Differences with mathematical programming
Describes what is required by constraint programming, in contrast with math programming.
In contrast with math programming, constraint programming requires:
Explicit modeling for max, min, abs
More memory usage per decision variable
and supports:
Only discrete decision variables
No gap measure
Explicit modeling for max, min, abs
Since constraint programming does not have linear relaxation
to optimize a relaxed problem after each decision on integer variables,
the MP way of modeling constraints such as max, min, cannot be used directly for CP.
For instance, the following MP linearization would put the maximum
value of x[i] in m.
minimize m + …;
subject to {
forall(i in 1..10) m >= x[i];
….
}
In CP, it is safer and more efficient to write:
minimize …;
subject to {
m == max(i in 1..10) x[i];
…
}
More memory usage per decision variable
For an MP engine, a decision variable is stored as one more column in a matrix. For a CP engine, it may require much more memory, because the CP engine stores domain information in the variable. Therefore, a CP engine scales apparently less than an MP engine, in term of the number of variables and of constraints. However, since the set of constraints of a CP engine enables often a more compact formulation of a problem, there is no direct connection between this property and the size of problems that either engine can address.

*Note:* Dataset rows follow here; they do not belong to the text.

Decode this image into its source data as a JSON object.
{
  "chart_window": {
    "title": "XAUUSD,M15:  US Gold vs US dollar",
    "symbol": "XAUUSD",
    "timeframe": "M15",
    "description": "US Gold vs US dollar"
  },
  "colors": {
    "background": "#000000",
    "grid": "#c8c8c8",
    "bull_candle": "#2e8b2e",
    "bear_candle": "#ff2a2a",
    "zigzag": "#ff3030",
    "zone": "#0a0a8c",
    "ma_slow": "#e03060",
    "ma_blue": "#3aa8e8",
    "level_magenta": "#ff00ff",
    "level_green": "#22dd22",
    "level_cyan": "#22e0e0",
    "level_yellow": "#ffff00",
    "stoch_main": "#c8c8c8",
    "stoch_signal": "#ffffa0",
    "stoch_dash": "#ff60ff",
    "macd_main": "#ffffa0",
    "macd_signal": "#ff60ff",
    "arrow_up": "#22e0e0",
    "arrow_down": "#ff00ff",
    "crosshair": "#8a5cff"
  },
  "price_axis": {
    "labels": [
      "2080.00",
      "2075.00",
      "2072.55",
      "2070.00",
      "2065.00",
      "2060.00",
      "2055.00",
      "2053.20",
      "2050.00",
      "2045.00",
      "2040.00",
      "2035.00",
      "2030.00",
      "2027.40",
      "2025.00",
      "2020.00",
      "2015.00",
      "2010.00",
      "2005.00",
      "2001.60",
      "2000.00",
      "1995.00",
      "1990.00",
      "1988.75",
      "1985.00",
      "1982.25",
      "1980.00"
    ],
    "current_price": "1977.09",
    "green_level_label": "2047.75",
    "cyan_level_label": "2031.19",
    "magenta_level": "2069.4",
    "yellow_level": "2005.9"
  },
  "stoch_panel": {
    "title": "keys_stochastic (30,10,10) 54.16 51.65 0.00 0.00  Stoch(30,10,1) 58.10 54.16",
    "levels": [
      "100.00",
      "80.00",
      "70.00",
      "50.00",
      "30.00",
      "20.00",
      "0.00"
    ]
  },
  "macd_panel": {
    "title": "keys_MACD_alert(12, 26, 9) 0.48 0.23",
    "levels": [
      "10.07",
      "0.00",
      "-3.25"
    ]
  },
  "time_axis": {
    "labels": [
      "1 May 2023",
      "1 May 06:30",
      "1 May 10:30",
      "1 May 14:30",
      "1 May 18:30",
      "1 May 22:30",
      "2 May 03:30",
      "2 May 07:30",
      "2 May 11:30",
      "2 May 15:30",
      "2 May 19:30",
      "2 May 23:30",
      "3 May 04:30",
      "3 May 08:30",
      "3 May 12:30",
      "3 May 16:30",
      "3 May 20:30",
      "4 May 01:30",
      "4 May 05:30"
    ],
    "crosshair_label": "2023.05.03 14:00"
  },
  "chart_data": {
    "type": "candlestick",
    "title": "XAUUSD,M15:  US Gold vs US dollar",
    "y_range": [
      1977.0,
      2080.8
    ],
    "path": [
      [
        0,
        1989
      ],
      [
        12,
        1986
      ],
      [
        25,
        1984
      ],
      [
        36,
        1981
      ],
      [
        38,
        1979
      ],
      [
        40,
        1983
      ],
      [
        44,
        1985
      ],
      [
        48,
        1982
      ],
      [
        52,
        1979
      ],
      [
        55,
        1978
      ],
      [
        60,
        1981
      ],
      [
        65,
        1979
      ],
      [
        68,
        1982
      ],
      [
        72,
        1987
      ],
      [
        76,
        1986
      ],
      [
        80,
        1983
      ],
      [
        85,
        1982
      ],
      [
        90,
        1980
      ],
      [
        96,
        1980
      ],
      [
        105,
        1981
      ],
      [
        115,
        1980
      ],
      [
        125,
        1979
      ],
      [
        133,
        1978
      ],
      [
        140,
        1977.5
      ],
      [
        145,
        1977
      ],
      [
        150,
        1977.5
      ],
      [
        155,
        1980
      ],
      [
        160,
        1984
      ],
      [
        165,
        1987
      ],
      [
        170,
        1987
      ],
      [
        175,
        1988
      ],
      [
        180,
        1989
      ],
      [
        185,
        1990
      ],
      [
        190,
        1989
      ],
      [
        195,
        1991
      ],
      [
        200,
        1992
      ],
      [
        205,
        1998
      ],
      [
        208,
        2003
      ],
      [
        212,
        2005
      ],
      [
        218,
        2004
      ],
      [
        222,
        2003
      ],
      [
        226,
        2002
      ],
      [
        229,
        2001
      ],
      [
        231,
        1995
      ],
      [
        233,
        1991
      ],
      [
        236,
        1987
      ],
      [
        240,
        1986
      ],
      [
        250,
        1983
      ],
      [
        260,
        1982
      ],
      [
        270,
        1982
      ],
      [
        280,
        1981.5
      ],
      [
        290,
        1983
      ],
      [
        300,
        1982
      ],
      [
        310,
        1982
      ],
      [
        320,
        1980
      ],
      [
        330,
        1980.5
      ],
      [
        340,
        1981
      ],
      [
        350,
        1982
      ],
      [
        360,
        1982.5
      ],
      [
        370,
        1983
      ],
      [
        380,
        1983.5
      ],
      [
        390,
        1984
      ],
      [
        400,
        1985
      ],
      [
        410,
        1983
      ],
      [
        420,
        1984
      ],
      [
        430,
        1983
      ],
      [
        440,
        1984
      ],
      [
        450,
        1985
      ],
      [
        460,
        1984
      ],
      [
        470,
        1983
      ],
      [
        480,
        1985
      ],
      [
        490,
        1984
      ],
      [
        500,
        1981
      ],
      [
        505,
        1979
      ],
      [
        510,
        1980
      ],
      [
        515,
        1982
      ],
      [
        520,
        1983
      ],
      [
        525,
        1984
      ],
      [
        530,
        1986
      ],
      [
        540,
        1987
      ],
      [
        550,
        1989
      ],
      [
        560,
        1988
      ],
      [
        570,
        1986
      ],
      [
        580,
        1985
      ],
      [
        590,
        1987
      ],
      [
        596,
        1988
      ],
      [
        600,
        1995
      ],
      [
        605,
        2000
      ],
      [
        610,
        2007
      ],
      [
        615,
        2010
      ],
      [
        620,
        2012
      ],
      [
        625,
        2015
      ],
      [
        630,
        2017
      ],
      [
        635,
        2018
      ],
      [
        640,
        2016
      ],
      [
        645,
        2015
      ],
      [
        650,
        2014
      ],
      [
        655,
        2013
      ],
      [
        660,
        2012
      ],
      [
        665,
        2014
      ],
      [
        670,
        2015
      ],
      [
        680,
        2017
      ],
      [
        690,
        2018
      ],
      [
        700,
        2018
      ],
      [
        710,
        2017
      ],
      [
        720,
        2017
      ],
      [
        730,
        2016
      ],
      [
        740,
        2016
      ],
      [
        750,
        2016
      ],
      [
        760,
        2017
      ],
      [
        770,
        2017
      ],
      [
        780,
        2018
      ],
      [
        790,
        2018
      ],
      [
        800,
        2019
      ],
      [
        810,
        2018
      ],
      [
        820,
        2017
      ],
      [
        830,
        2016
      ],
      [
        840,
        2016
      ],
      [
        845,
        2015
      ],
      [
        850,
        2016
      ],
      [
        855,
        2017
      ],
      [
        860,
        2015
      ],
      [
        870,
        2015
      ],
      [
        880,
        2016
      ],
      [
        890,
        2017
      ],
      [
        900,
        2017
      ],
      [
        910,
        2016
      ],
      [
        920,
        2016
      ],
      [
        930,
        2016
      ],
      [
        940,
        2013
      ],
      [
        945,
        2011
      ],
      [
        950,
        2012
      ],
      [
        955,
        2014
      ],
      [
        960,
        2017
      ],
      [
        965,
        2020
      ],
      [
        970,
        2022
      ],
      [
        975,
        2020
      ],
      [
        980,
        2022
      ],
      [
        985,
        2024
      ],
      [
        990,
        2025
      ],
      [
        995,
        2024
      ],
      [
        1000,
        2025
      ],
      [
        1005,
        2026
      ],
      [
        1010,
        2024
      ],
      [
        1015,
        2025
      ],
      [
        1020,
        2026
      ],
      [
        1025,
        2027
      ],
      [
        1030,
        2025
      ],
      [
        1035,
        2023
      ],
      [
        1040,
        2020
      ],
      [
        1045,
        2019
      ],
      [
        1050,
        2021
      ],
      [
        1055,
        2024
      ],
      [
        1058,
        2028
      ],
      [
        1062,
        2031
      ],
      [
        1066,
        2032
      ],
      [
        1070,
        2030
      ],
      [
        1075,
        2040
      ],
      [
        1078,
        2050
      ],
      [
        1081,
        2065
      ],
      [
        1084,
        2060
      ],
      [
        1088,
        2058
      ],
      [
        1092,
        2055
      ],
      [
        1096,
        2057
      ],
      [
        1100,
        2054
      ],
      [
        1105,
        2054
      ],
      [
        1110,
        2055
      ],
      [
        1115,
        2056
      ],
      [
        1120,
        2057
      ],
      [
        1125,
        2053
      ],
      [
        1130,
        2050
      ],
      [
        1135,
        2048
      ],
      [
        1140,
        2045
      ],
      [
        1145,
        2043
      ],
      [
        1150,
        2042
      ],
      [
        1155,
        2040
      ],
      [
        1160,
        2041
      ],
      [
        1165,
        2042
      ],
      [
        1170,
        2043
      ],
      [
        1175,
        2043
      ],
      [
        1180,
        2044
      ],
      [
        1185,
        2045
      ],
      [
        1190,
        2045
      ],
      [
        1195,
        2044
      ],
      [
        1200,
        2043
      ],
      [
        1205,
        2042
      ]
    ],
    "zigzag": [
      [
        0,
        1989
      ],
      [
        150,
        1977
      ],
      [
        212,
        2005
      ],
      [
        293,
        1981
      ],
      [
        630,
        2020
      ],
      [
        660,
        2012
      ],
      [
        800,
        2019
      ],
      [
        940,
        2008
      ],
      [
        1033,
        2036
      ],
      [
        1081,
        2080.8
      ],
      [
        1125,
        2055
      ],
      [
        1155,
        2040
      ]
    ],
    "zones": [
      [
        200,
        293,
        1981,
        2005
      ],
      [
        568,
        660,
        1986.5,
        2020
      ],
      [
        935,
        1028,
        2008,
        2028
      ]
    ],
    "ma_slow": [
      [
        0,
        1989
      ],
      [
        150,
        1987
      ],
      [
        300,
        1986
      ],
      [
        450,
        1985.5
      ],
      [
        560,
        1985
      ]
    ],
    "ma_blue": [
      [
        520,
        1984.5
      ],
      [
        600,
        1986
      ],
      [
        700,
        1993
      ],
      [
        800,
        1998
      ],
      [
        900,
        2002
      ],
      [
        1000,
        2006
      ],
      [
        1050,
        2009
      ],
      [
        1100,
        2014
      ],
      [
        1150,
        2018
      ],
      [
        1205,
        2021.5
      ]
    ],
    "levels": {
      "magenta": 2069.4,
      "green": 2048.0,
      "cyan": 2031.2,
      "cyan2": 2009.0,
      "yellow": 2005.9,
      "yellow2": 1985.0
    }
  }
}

Only discrete decision variables
IBM ILOG CP Optimizer engine handles only discrete decision variables. You can use continuous expressions to define costs or intermediate expressions, but these continuous expressions must be computed only from discrete decision variables.
No gap measure
Because the CP Optimizer engine addresses problems that are potentially non convex or too irregular for mathematical optimization, it cannot compute valuable relaxed solutions of a problem, and does not have gap information between the best found solution and a theoretical bound that an MP engine can provide for a linear problem.